In other supportive areas, there are still significant problems resulting from SIEA difficult financial situation, in particular repaired SIEA owned 100 houses for staff, many are in very poor condition.
It is estimated that it would cost over $40m to bring them up to an acceptable standard. Further vehicles are an essential tool for our staff.
However SIEA does not have enough and several of the ones we have are in very poor condition. Progressively the company will replace vehicles case by case basis.
Achievement by SISEP Project
The World Bank funding a strategy of board-level focus on commercial objectives plus greater management capability through the appointment of an International Director and two key senior management staff under the SISEP Project.
I understand that SIEA has progressively and addressing most of the challenges mentioned above over the period under the project.
I also understand that achievements of some of the above challenges have been made whilst other challenges still on progress of implementation or require government further assistance.
Ways forward
The question always creeping in the minds of the public is, how SIEA can get out of its system of media coverage of continuous power outrages, load shedding, waiting for spare parts, engineers are working on it, ordering wrongs parts and etc.
With the current situation, I do think SIEA has capability of addressing its generator capacity issues, technical and commercial loss issues, aged infrastructure, and to expand its networks which the causes of unreliable power services.
Further, the challenges should not be concern for management and staff, but for the Government National policy makers, strategic planners and development budget formulator to seriously review, assess and address the areas of priorities.
Based on my past experiences and observation over the years I have been with SIEA, some of the key areas I suggest for the government to address includes but not limited to;
- Revised Electricity Act 128, to allow competition. For example, Provinces including Honiara should have their own electricity whether owned by Province as their investment Authority or operated by private companies. Currently SIEA will not continue to sustain its operation in a long run subsidizing the outstations with Honiara revenue in meeting their operational cost especially fuels and generators overhauls.

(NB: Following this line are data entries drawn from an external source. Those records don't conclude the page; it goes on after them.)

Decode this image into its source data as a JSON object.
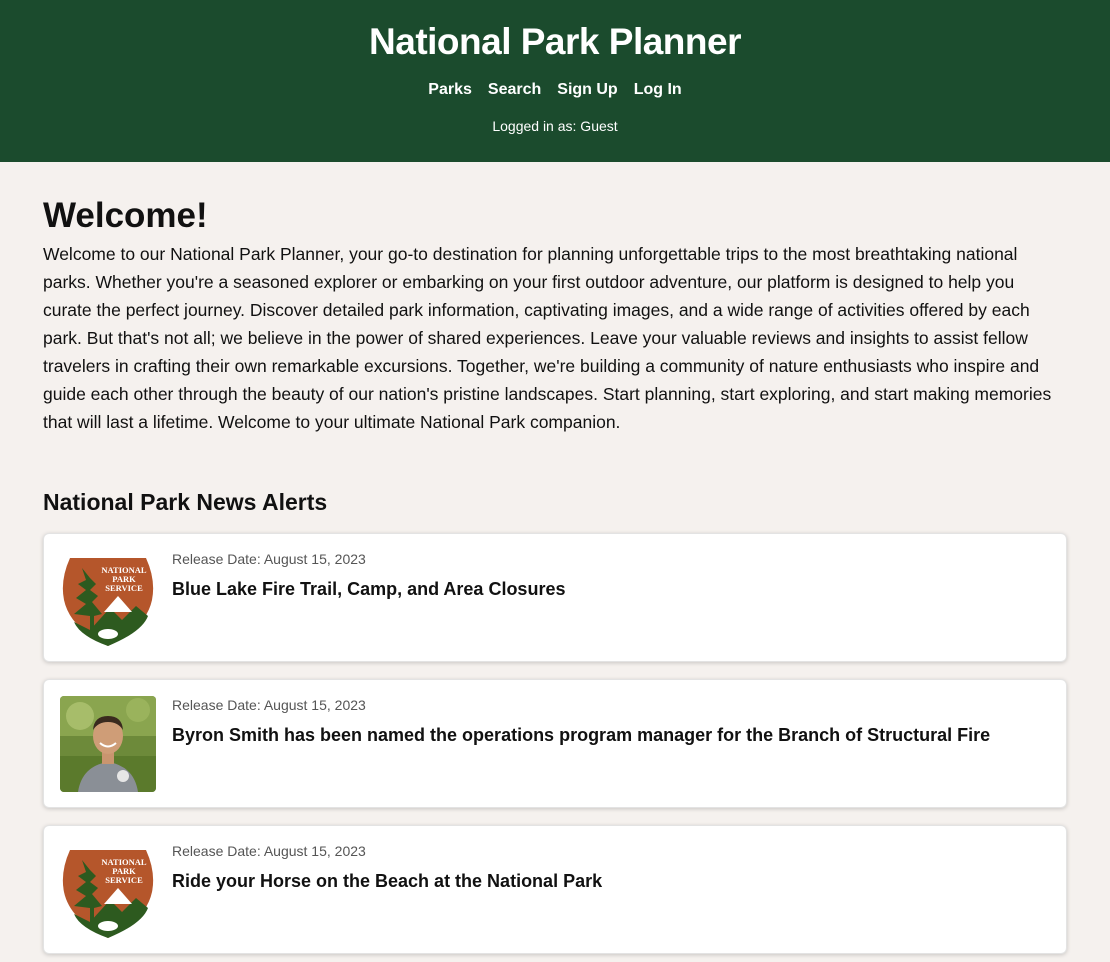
{
  "header": {
    "title": "National Park Planner",
    "nav": [
      "Parks",
      "Search",
      "Sign Up",
      "Log In"
    ],
    "status": "Logged in as: Guest"
  },
  "main": {
    "welcome_title": "Welcome!",
    "welcome_text": "Welcome to our National Park Planner, your go-to destination for planning unforgettable trips to the most breathtaking national parks. Whether you're a seasoned explorer or embarking on your first outdoor adventure, our platform is designed to help you curate the perfect journey. Discover detailed park information, captivating images, and a wide range of activities offered by each park. But that's not all; we believe in the power of shared experiences. Leave your valuable reviews and insights to assist fellow travelers in crafting their own remarkable excursions. Together, we're building a community of nature enthusiasts who inspire and guide each other through the beauty of our nation's pristine landscapes. Start planning, start exploring, and start making memories that will last a lifetime. Welcome to your ultimate National Park companion.",
    "news_heading": "National Park News Alerts",
    "news": [
      {
        "date": "Release Date: August 15, 2023",
        "title": "Blue Lake Fire Trail, Camp, and Area Closures",
        "image": "nps-arrowhead-logo",
        "logo_text": [
          "NATIONAL",
          "PARK",
          "SERVICE"
        ]
      },
      {
        "date": "Release Date: August 15, 2023",
        "title": "Byron Smith has been named the operations program manager for the Branch of Structural Fire",
        "image": "person-photo"
      },
      {
        "date": "Release Date: August 15, 2023",
        "title": "Ride your Horse on the Beach at the National Park",
        "image": "nps-arrowhead-logo",
        "logo_text": [
          "NATIONAL",
          "PARK",
          "SERVICE"
        ]
      }
    ]
  },
  "colors": {
    "header_bg": "#1b4b2d",
    "page_bg": "#f5f1ee",
    "card_bg": "#ffffff",
    "nps_brown": "#b5562b",
    "nps_green": "#2d5a1f"
  }
}
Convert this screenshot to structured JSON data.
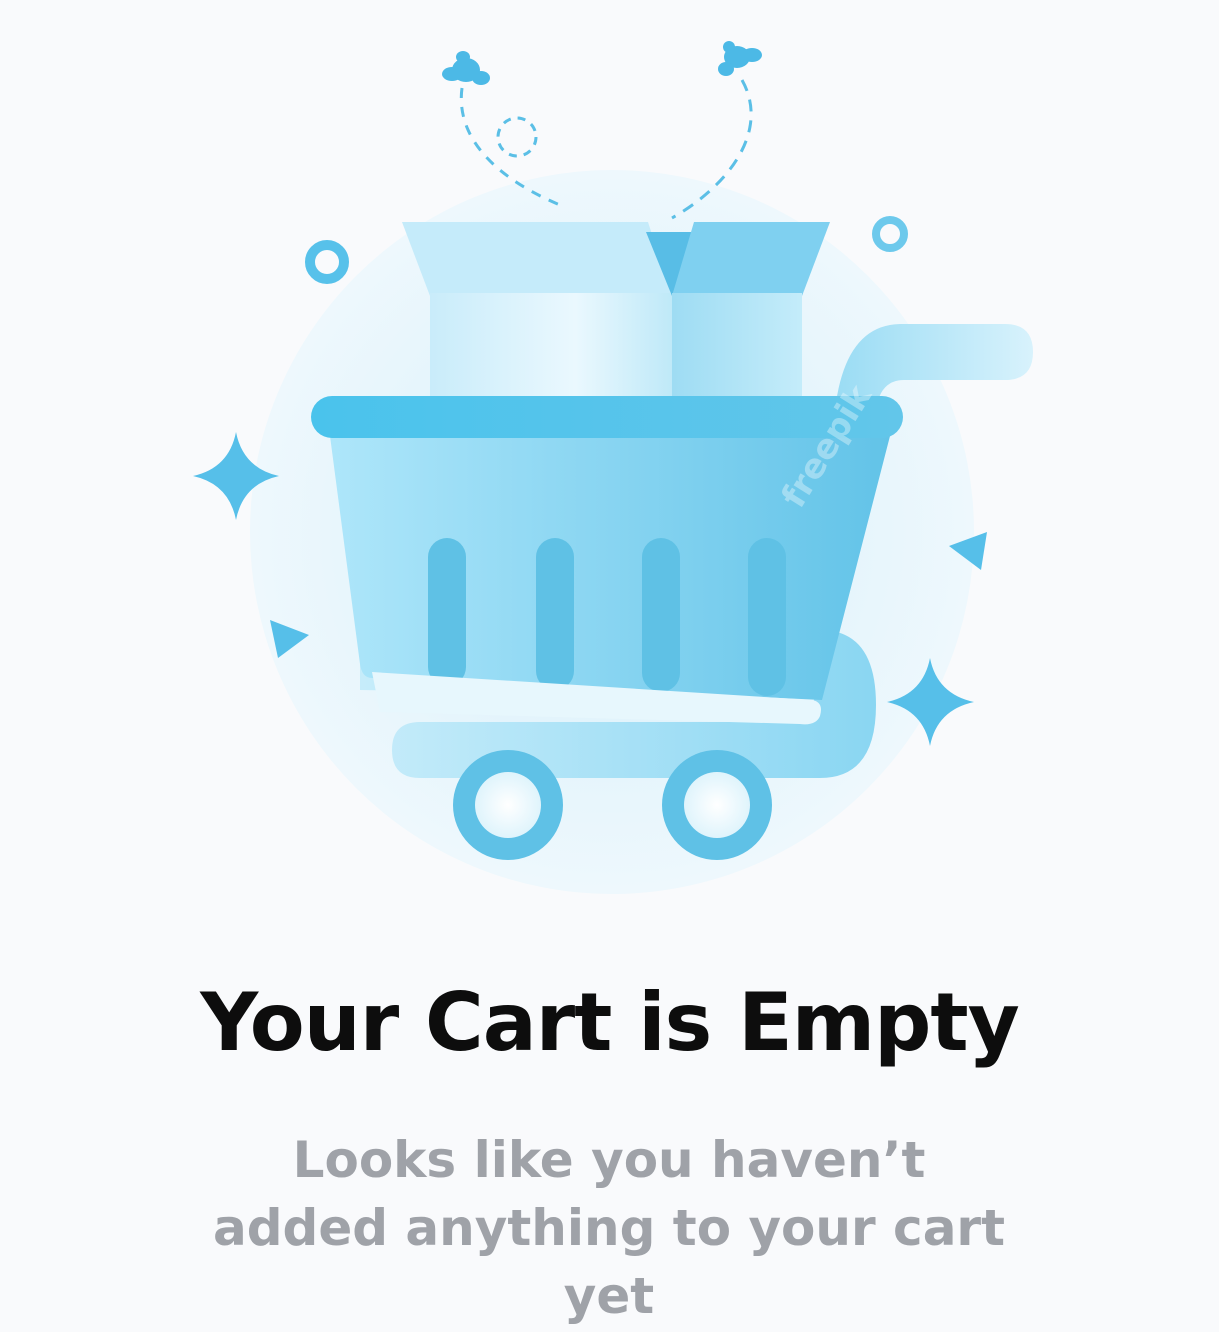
{
  "empty_state": {
    "title": "Your Cart is Empty",
    "subtitle": "Looks like you haven’t added anything to your cart yet",
    "illustration": "shopping-cart-with-boxes-icon",
    "watermark": "freepik"
  },
  "colors": {
    "background": "#f9fafc",
    "title": "#0d0d0d",
    "subtitle": "#9fa2a8",
    "accent": "#4ec3ea",
    "accent_light": "#a8e4f7",
    "glow": "#dff2fb"
  }
}
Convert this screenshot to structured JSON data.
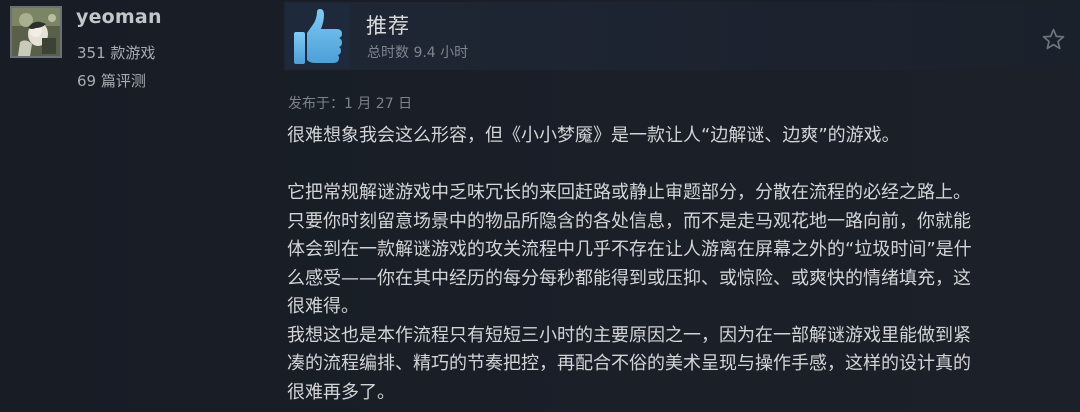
{
  "author": {
    "name": "yeoman",
    "games_owned": "351 款游戏",
    "reviews_count": "69 篇评测",
    "avatar_icon": "user-avatar-icon"
  },
  "review": {
    "verdict": "推荐",
    "hours_label": "总时数 9.4 小时",
    "posted_label": "发布于：1 月 27 日",
    "verdict_icon": "thumbs-up-icon",
    "rate_icon": "star-icon",
    "paragraphs": [
      "很难想象我会这么形容，但《小小梦魇》是一款让人“边解谜、边爽”的游戏。",
      "",
      "它把常规解谜游戏中乏味冗长的来回赶路或静止审题部分，分散在流程的必经之路上。\n只要你时刻留意场景中的物品所隐含的各处信息，而不是走马观花地一路向前，你就能\n体会到在一款解谜游戏的攻关流程中几乎不存在让人游离在屏幕之外的“垃圾时间”是什\n么感受——你在其中经历的每分每秒都能得到或压抑、或惊险、或爽快的情绪填充，这\n很难得。",
      "我想这也是本作流程只有短短三小时的主要原因之一，因为在一部解谜游戏里能做到紧\n凑的流程编排、精巧的节奏把控，再配合不俗的美术呈现与操作手感，这样的设计真的\n很难再多了。"
    ]
  },
  "colors": {
    "background": "#161b24",
    "header": "#1f2734",
    "thumb_blue": "#66c0f4",
    "text": "#d3d4d6",
    "muted": "#7e8389"
  }
}
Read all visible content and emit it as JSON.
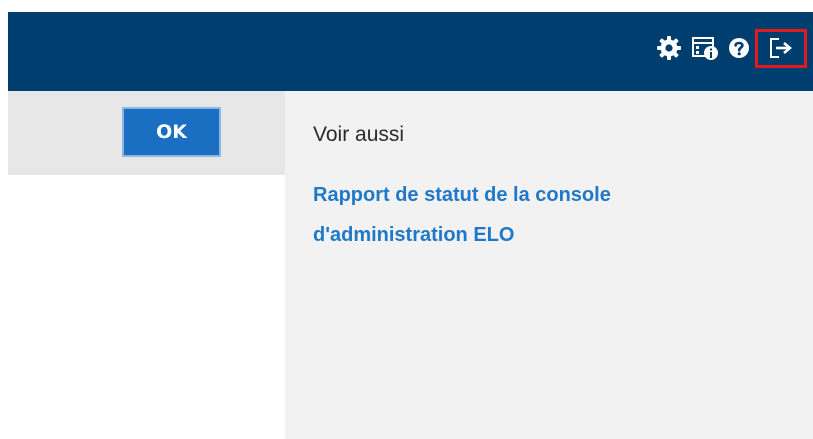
{
  "header": {
    "bg_color": "#003e6f",
    "toolbar": [
      {
        "icon": "gear-icon",
        "name": "settings"
      },
      {
        "icon": "info-panel-icon",
        "name": "information"
      },
      {
        "icon": "help-icon",
        "name": "help"
      },
      {
        "icon": "logout-icon",
        "name": "logout",
        "highlighted": true
      }
    ],
    "highlight_color": "#e11b1b"
  },
  "left_panel": {
    "ok_label": "OK",
    "ok_color": "#1b6fc2"
  },
  "see_also": {
    "title": "Voir aussi",
    "link_text": "Rapport de statut de la console d'administration ELO",
    "link_color": "#1f79c8"
  }
}
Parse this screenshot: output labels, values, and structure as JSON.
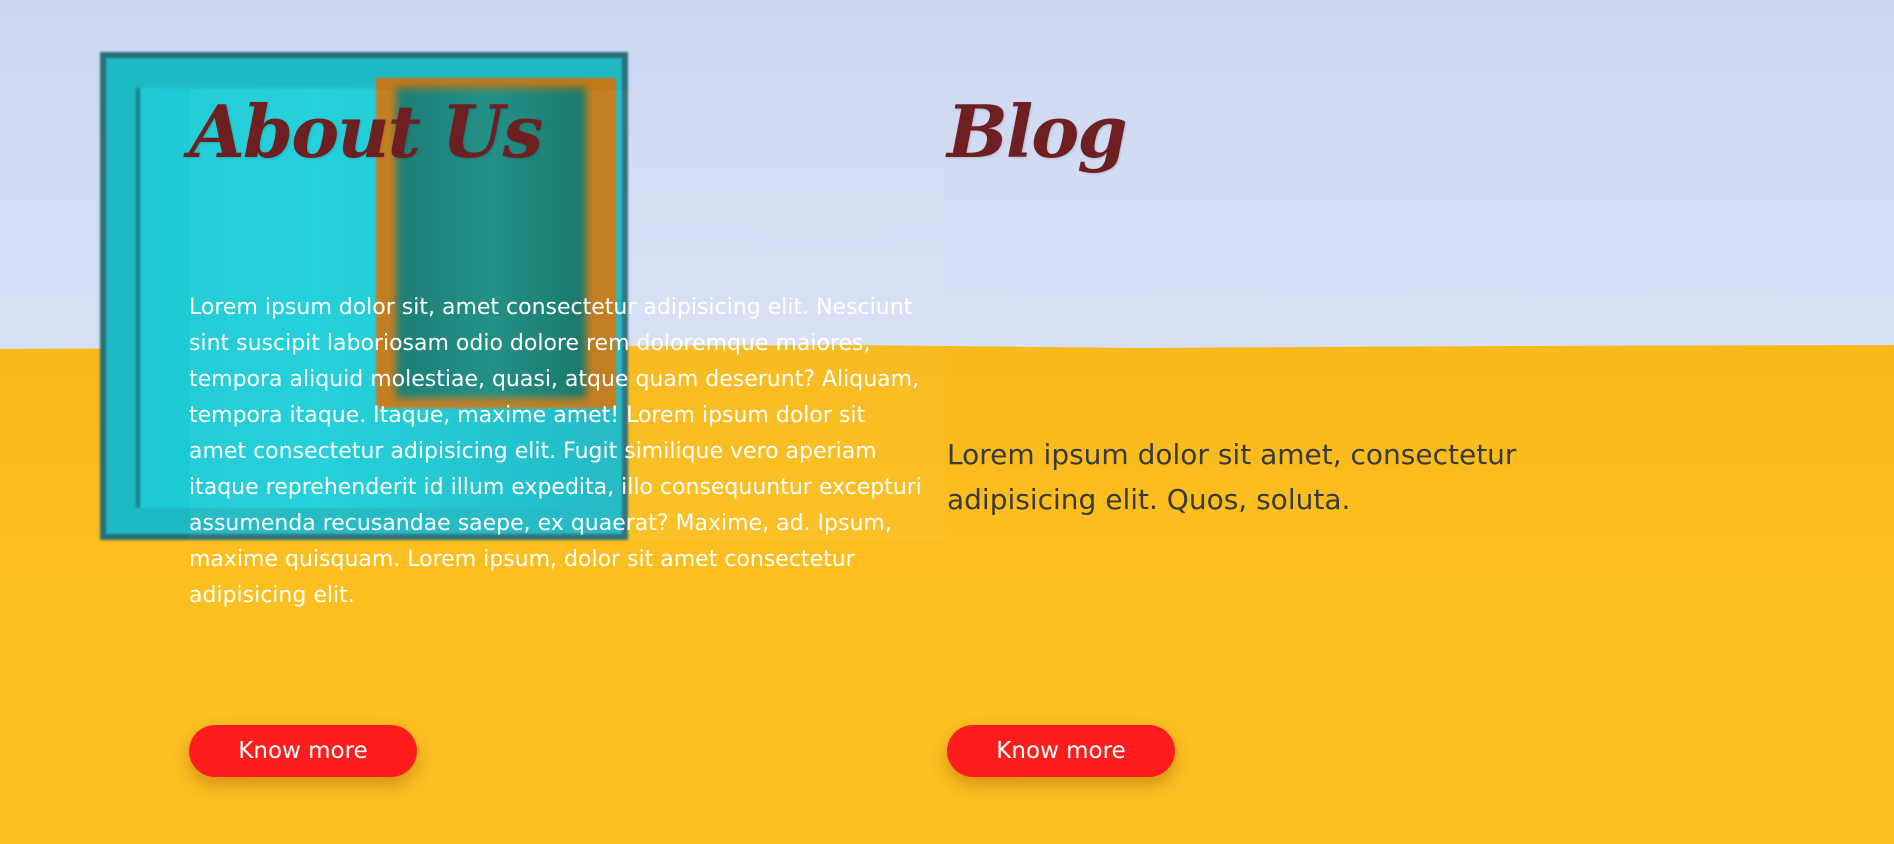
{
  "about": {
    "heading": "About Us",
    "body": "Lorem ipsum dolor sit, amet consectetur adipisicing elit. Nesciunt sint suscipit laboriosam odio dolore rem doloremque maiores, tempora aliquid molestiae, quasi, atque quam deserunt? Aliquam, tempora itaque. Itaque, maxime amet! Lorem ipsum dolor sit amet consectetur adipisicing elit. Fugit similique vero aperiam itaque reprehenderit id illum expedita, illo consequuntur excepturi assumenda recusandae saepe, ex quaerat? Maxime, ad. Ipsum, maxime quisquam. Lorem ipsum, dolor sit amet consectetur adipisicing elit.",
    "button_label": "Know more"
  },
  "blog": {
    "heading": "Blog",
    "body": "Lorem ipsum dolor sit amet, consectetur adipisicing elit. Quos, soluta.",
    "button_label": "Know more"
  },
  "colors": {
    "heading": "#6e1f22",
    "button": "#fe1d1d",
    "wall": "#fbbd1e",
    "sky": "#d2dcf3"
  }
}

- Government should seriously build strong relationships Aid Donors such as ADB, World Bank, NZaid, AusAid to ensure that adequate and timely support is available to help SIEA meet its operational and expansion needs especially of replacement of all donor funded Generators with new standardized generators.
- Government in its annual development budget under Ministry of Mines and Energy, immediate funding to address significant capital investment which is need for SIEA to replace its aging generators, transmissions, and standby generators for Lungga power station.
- Privatisation of SIEA – If privatization is to improve the quality of SIEA power services and the performance of the company over the longer term, it needs to be complemented by policies that promote competition and effective regulation of the industry in question. Although it is essential not to sell natural monopoly assets like electricity when conditions in financial markets are favourable.
- Get Government immediate support in funding the expansion of the distribution and networking to increase commercial and industrial based customers. This increase revenue collection will subsidize the revenue loss incurred by the domestic customers.
In conclusion, it is sad to note that SIEA will continue to struggle to achieve its corporate social responsibility of providing reliable electricity to its customers unless government is seriously addressing the key priority areas which beyond the company resources and capabilities.
About the writer: Benjie was a former employee of SIEA. The above view is his own analysis and observation from his work experiences with SIEA from 2004-2010 in response to the current issues of power outrage in Honiara.